High Court of Gujarat

[2024] 160 taxmann.com 49 (Gauhati)

Facts:

  1. Notice was issued in Form GST DRC-01A dated 29.11.2023 to the petitioner by SGST Authorities, alleging violation of Section 16(4) of the CGST Act – Input Tax Credit taken after the due date, i.e., 30th November (Due date for GSTR-3B for the month of September, prior to 1st October 2022)
  2. This was followed by Show Cause Notice dated 01.12.2023, to which the petitioner uploaded a reply on 31.12.2023.
  3. During these proceedings with SGST Authorities, another Show Cause Notice dated 27.12.2023 was issued by CGST Authorities on the same issue – alleged violation of Section 16(4) of the Act, for the same amount.

Arguments:

  1. The petitioner has submitted that Issue of SCN dated 27.12.2023 by CGST authorities during the pendency of SCN dated 01.12.2023 by SGST authorities is in violation of Section 6(2)(b) of CGST Act – Link Below contains Article on Section 6.
  2. Department has sought time to obtain instructions in this matter, since the petitioner has filed a representation before the CGST authorities.
  3. Department has also sought for listing on 07.02.2024.

Decision of the High Court:

  1. The Case is listed on 07.02.2024.
  2. Until the next date of listing, CGST authorities shall not proceed further in terms of SCN dated 27.12.2023.

Ingredients of Section 74 are not satisfied – Assessment Order is Set Aside

Citation:

Balaji Electrical & Hardwares Vs. State Tax Officer (ST) – WP No. 3458 of 2024

High Court of Madras

[2024] 159 taxmann.com 562 (Madras)

Facts:

  1. Assessment Order dated 14.07.2023 and Consequential Attachment Notice (Link below contains provisions relating to Provisional Attachment) dated 21.12.2023 were passed.
  2. Assessee states that he was filing all the required GST Returns and was unaware of the intimation, Show Cause Notice and the attachment order until the Attachment order was communicated to him, whereupon, he has filed a letter for Rectification dated 03.01.2024 (under Section 161 – Error apparent on the face of the record – Link below contains provisions relating to Section 161).

Arguments of Petitioner:

  1. Order is issued under Section 74, but the requirements for the same have not been fulfilled – no allegations of fraud, willful misstatement or suppression of facts.
  2. Order is completely unreasoned – No Shortfall in GSTR-1 Vs. GSTR-3B
  3. 10% of Tax Demand will be deposited if provided another Opportunity before the assessing officer.

Arguments of Department:

  1. The petitioner was provided sufficient opportunities by issuing an intimation, SCN and a Personal hearing.
  2. Principles of Natural Justice were adhered to. No case for interference under Article 226 of the Constitution.
  3. The Assessment Order states that the petitioner did not comply with the Tax Demand or file any objections. Hence, it cannot be said that Opportunity was not provided to respond to the tax demand.
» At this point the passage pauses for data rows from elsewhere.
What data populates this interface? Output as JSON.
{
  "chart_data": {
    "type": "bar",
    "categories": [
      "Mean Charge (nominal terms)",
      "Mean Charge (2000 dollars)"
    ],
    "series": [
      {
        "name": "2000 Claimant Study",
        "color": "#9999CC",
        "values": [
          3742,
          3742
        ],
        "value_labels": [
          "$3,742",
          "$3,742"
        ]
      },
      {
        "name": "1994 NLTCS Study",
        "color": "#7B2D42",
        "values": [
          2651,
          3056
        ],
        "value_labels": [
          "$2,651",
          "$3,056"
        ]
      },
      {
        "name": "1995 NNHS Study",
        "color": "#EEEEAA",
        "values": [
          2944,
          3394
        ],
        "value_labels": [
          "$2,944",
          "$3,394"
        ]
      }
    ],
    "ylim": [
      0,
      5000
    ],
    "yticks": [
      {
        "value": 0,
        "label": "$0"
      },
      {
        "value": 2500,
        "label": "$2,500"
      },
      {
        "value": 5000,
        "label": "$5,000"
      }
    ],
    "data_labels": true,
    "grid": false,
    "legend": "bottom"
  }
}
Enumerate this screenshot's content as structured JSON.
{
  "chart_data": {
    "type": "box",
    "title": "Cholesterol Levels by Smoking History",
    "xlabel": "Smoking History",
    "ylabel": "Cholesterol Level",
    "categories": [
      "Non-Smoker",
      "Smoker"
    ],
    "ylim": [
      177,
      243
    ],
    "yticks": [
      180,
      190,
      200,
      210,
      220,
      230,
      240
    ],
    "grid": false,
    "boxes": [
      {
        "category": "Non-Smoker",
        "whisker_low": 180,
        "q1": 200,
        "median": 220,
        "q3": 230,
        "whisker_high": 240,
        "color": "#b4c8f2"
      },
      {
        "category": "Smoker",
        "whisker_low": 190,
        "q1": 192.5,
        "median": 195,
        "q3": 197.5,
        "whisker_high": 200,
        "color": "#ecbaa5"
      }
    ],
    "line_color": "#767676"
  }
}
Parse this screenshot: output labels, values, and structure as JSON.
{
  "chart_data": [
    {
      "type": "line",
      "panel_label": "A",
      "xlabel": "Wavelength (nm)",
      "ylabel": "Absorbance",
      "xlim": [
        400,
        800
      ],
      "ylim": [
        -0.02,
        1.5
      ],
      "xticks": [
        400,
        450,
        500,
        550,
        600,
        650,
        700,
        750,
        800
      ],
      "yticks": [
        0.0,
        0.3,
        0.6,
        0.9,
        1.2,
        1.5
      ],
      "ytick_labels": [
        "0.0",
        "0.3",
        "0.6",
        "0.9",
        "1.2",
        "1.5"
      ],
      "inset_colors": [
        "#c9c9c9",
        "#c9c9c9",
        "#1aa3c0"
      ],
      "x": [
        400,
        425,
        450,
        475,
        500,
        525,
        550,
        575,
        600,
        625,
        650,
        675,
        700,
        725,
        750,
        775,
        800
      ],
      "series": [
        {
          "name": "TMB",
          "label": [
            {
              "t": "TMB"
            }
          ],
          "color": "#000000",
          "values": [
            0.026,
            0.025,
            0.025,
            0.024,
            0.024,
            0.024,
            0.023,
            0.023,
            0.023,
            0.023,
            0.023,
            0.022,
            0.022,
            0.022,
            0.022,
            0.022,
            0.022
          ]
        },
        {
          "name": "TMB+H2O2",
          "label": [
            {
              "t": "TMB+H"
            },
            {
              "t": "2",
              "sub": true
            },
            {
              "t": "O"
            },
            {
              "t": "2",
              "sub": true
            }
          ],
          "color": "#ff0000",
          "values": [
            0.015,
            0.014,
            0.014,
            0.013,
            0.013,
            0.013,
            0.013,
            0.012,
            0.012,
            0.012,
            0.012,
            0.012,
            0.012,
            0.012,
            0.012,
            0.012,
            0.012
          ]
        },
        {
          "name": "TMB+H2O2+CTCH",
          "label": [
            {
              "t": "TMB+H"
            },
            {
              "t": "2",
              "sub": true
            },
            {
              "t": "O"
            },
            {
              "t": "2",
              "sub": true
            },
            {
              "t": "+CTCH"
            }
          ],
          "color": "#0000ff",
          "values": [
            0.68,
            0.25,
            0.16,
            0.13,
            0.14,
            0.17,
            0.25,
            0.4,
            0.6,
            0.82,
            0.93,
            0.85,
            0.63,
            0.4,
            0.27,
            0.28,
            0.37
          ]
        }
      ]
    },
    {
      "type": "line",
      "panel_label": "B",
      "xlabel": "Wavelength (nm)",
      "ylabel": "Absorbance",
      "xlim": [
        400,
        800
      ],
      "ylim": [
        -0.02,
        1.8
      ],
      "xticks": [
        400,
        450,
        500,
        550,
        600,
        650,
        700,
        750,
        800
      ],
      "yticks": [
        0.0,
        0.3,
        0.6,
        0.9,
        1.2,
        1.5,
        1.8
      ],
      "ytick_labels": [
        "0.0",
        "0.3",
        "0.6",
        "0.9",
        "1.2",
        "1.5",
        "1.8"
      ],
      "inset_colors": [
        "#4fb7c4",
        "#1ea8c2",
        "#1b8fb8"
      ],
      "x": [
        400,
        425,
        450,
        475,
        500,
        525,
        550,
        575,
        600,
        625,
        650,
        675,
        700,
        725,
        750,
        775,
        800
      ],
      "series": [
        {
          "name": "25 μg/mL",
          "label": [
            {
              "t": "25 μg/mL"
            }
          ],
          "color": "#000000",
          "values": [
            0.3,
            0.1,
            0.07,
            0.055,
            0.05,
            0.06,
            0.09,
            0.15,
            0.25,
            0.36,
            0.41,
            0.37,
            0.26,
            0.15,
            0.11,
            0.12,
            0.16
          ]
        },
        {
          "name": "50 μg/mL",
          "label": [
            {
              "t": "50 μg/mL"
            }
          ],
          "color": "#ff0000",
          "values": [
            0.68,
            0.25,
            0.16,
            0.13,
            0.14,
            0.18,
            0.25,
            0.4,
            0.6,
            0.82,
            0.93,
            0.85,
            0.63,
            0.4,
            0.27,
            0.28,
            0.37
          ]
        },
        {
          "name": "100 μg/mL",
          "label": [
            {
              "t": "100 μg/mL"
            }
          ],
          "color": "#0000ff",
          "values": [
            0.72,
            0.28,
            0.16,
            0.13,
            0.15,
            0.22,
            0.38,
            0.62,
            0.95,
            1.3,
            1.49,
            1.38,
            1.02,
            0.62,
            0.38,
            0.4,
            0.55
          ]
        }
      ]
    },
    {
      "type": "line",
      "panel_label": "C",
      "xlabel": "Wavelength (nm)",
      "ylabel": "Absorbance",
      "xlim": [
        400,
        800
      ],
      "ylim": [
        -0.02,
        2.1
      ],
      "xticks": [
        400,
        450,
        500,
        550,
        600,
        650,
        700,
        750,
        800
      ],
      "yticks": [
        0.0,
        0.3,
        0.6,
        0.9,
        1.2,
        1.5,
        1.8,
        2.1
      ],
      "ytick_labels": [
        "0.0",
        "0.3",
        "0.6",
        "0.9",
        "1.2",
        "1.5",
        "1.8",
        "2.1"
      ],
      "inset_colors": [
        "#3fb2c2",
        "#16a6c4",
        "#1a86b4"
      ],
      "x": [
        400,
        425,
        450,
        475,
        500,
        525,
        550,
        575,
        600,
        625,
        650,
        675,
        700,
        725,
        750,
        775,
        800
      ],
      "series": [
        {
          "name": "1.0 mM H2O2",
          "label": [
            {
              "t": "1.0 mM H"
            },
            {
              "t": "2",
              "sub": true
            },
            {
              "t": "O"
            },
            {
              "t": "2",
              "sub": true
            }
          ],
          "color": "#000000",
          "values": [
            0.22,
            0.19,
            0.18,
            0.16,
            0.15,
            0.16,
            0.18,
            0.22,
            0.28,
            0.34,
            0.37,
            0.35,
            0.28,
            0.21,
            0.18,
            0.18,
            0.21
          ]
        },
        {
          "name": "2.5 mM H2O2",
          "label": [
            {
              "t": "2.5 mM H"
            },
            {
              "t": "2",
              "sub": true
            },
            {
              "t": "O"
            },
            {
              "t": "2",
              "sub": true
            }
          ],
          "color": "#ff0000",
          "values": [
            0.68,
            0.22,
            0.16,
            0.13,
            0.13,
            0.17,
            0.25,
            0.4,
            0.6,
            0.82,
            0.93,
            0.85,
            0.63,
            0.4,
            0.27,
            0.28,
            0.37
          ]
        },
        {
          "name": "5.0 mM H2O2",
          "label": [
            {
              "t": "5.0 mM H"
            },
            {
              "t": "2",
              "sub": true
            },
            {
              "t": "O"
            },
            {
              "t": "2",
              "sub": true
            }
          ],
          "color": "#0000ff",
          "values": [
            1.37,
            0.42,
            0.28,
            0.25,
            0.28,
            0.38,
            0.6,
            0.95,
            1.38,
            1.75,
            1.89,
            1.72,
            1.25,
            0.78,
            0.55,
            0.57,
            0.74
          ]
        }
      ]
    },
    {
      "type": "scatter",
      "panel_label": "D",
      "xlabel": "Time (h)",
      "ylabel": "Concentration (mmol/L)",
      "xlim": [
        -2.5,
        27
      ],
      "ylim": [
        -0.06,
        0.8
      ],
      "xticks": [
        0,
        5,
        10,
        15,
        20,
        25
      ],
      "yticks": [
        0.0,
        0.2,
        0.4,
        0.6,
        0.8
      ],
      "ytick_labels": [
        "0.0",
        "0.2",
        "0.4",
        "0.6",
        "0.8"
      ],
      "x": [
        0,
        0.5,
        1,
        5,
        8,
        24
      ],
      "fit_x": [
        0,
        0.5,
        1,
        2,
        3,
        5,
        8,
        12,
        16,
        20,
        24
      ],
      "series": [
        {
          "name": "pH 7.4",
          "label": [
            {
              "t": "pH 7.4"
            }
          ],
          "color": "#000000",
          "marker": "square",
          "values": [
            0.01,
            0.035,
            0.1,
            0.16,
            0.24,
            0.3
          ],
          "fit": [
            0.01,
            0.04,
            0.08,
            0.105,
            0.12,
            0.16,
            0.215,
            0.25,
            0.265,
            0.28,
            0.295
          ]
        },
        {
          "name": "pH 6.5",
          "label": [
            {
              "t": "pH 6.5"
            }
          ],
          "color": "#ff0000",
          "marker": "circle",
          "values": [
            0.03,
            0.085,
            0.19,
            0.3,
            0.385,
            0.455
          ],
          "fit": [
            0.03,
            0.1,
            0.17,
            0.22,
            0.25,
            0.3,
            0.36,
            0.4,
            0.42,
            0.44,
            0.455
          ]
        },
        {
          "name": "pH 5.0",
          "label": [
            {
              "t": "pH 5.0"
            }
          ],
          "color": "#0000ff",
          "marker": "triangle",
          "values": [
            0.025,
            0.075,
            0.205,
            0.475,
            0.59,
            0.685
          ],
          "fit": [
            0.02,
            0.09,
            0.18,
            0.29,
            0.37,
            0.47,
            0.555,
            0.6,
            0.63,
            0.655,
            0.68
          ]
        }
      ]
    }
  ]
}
Decision of the Hon’ble High Court:

  1. On examining the Impugned Order and the SCN, it is noticeable that the order is unreasoned.
  2. The Assessment Order and Consequential Attachment Notice are quashed subject to the condition that 10% of the Disputed Tax is deposited within 2 weeks.
  3. Assessing officer is directed to pass a fresh assessment order within 2 months after providing Personal hearing.